While face-to-face meetings are sometimes preferred and more productive since you have everyone in one room, some of these same advantages apply to virtual brainstorming, too.

Virtual brainstorming eliminates production blocking, the process where dominant participants talk too much, taking over the session and eclipsing their colleagues, according to a piece published in Harvard Business Review. Anonymous idea submissions help to remove the apprehension of sharing it in the first place since it can't be attributed to one person. Finally, studies have shown that more heads are better than one when it comes to electronic brainstorming because they produce more ideas than in a verbal brainstorming session.

Standing Meetings

One of my friends who works in a very corporate environment and admits is stuck in meetings all week looks forward to one because the organizer makes them relinquish their phones at the entrance and has them stand during the entire meeting. As an outsider, I can see how this would be an appealing scenario.
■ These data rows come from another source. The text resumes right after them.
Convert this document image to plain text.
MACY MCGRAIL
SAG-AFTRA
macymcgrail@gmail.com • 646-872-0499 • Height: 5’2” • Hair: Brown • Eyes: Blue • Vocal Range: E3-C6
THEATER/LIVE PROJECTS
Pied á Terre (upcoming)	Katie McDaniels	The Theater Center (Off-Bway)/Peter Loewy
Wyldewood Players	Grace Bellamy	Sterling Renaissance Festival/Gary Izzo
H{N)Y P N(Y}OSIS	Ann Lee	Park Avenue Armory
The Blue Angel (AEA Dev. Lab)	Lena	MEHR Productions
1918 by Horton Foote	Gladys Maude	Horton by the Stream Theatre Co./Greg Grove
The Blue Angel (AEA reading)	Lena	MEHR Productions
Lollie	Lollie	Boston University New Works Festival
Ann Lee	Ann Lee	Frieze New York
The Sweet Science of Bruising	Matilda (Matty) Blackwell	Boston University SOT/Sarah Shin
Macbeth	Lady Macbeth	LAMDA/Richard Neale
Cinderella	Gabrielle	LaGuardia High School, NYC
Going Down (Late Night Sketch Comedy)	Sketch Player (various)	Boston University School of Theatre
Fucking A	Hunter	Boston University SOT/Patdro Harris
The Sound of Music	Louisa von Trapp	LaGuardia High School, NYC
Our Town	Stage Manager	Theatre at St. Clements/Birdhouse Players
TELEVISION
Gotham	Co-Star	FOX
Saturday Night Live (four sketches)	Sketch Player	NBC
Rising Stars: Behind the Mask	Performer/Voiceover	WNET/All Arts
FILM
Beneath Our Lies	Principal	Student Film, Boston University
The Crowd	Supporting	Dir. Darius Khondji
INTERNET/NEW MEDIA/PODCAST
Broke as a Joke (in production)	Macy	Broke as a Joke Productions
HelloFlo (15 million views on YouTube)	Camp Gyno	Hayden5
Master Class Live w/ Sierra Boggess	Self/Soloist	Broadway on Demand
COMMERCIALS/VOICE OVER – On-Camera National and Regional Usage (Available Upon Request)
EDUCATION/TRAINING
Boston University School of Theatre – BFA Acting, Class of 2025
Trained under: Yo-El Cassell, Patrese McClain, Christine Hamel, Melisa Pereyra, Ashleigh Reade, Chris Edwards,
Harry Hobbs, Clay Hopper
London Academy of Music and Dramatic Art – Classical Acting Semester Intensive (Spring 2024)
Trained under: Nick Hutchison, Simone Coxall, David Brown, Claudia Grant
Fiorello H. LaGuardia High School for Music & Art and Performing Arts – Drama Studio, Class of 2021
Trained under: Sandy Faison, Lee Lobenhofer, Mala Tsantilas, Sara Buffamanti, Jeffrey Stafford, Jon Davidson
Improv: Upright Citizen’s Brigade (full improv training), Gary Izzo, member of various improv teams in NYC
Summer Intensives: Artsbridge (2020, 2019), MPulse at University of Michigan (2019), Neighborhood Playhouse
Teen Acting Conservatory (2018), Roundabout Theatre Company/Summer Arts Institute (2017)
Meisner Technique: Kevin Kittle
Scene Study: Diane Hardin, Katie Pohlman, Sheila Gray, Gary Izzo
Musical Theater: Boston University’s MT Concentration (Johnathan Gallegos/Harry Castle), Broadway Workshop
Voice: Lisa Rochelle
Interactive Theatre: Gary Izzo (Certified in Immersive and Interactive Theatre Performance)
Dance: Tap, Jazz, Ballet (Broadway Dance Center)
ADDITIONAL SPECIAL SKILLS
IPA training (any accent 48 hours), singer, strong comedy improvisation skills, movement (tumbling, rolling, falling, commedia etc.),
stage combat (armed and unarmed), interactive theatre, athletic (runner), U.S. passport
Standing forces you to deal with the task at hand and not having your phone to distract you makes it easier to focus on the reason you were called into the meeting in the first place. Provided everyone was able to stand comfortably, it's also smart because it gets us off our chairs.

Professionals spend two hours a week in pointless meetings, which results in a tremendous waste in resources, according to Doodle's report. Meetings don't need to be soul-sucking and unproductive. Whether you grab Rogelberg's book, backed with data and key takeaways at the end of each chapter, or you try something entirely new, it's possible for meetings to fun. The first step is recognizing that something has to change and then trying different methods.